Corriere del Veneto (Treviso e Belluno)
Getta la figlia dalla finestra, scarcerata I dubbi sui farmaci dati alla donna
Mogliano, concessi i domiciliari. I legali: capire se la terapia che seguiva era corretta
MOGLIANO VENETO (TREVISO) La prima cosa che ha chiesto quando ha incontrato i suoi avvocati, è stata: «Come sta la mia bambina?”. Ma la 40enne, che da ieri pomeriggio è agli arresti domiciliari a casa del padre, non ha ancora preso consapevolezza di quello che ha fatto domenica e cioè di aver tentato di uccidere la figlia di nemmeno 3 anni, lanciandola dal terrazzo di casa perché «ho sentito delle voci che mi dicevano di farlo».

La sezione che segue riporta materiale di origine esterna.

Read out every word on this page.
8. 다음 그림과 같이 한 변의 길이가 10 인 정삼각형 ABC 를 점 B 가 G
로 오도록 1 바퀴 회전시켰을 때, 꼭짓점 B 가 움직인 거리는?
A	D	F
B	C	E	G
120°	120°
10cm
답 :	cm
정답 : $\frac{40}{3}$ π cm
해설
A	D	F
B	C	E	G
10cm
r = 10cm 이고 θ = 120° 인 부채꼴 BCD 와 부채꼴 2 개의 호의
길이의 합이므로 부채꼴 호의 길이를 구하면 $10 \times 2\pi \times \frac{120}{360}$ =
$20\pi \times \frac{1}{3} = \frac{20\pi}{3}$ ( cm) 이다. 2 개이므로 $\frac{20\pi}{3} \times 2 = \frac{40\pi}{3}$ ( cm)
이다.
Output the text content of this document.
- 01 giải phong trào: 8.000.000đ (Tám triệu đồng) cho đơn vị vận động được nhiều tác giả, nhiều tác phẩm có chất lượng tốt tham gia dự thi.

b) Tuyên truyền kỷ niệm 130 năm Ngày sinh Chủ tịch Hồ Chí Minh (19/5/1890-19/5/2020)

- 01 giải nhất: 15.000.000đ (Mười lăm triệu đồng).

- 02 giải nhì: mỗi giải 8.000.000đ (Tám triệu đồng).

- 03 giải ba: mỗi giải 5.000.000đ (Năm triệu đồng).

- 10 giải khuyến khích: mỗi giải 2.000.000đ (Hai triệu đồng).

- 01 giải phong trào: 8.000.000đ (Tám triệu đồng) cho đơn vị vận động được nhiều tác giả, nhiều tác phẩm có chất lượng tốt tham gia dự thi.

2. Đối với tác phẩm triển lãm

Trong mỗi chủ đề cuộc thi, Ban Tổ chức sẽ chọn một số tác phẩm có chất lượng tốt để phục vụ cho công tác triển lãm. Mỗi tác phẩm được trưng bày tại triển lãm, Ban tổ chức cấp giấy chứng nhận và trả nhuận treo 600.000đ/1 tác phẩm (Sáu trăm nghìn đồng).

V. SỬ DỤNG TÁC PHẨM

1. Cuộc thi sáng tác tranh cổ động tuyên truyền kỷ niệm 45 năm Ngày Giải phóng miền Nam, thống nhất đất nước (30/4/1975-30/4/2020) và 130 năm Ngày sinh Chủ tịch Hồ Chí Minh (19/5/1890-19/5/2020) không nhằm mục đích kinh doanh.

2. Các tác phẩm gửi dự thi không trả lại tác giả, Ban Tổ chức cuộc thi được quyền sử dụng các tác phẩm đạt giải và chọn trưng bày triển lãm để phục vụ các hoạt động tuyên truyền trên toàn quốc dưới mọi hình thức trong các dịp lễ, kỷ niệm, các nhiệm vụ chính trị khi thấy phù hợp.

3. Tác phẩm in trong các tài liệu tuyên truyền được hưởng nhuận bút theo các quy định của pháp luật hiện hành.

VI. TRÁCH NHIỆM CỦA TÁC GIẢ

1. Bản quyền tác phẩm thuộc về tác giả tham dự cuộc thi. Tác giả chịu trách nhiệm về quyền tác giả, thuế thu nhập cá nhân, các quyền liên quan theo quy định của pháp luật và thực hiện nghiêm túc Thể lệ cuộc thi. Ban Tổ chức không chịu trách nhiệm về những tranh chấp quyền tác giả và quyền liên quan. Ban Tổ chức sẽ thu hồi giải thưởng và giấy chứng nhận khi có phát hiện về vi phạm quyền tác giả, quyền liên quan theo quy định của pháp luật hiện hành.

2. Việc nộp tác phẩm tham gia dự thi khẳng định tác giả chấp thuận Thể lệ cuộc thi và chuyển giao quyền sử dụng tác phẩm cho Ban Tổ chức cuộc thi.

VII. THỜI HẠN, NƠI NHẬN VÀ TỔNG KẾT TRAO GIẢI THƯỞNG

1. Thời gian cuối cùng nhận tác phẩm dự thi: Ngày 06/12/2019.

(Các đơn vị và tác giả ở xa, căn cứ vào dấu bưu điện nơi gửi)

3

A offuscarle la mente, una patologia per la quale era in cura da tempo presso il centro di salute mentale. Un percorso terapeutico sul quale, ora, i suoi avvocati intendono fare chiarezza. Perché al centro del dramma della piccola e della donna che ha tentato di ucciderla proprio nel giorno della festa della mamma, ci sarebbe proprio la malattia mentale per la quale, il sostituto procuratore Massimo Zampicinini che coordina le indagini, ha chiesto un incidente probatorio. Al magistrato e ai carabinieri che domenica l’hanno interrogata per ore, è parso subito chiaro che lo stato mentale della donna potrebbe averne minato la capacità di intendere e di volere. E le sue condizioni psicologiche ieri, sono state al centro anche dell’udienza di convalida dell’arresto.
La mamma, molto provata, ha risposto alle domande del gip Gianluigi Zulian che ha poi accolto la richiesta della difesa e le ha concesso i domiciliari. La procura aveva proposto il ricovero in una struttura ma reperirne una non è cosa semplice. E il padre si è detto disponibile ad accoglierla, quindi starà lontano dalla casa dove viveva con il marito e la figlia. «Siamo molto contenti perché è una persona che deve essere curata e aiutata e il carcere non era l’ambiente adatto» spiegano i difensori, Anna Zampieron e Gianfranco Zanin. «La detenzione ai domiciliari le consentirà di stare in un ambiente protetto e di seguire la terapia. Aiuteremo lei e l’intera famiglia che non l’ha mai abbandonata».
Da parte dei famigliari, a cominciare dal marito, nessun dubbio sul fatto che quel tragico volo non è accaduto per colpa della 40enne, ma di quel male che la affligge da tempo. La donna, che a parte qualche lavoro saltuario ha sempre fatto la casalinga, da mesi conviveva con quel disturbo e, probabilmente, con quelle «voci» che nemmeno la cura farmacologica e il supporto psichiatrico sono riusciti a spegnere. Ed è su questo che i legali della donna punteranno le proprie indagini difensive.
La 40enne deve rispondere di un’accusa pesantissima, tentato omicidio aggravato dal vincolo di parentela. «Dobbiamo capire se questo dramma poteva essere evitato – continua Zampieron -. Per questo va sicuramente approfondito come mai, pur essendo seguita in un percorso di cura, può avere avuto una crisi così acuta. Fortunatamente, è stata la stessa procura a chiedere l’incidente probatorio che servirà a fare chiarezza».
L’udienza sarà fissata nei prossimi giorni. Pm e difesa nomineranno i propri consulenti e tre saranno i punti sui quali gli specialisti dovranno lavorare: capacità di intendere e volere al momento del fatto, capacità di stare in giudizio della 40enne e congruità della terapia a cui era sottoposta.
Intanto la piccola migliora, è ancora ricoverata ma i medici hanno sciolto la prognosi. Accanto a lei, c’è il papà. Ma per una bimba di poco più di 2 anni non sarà facile capire perché la sua mamma che l’adorava l’abbia lasciata cadere da quel terrazzo.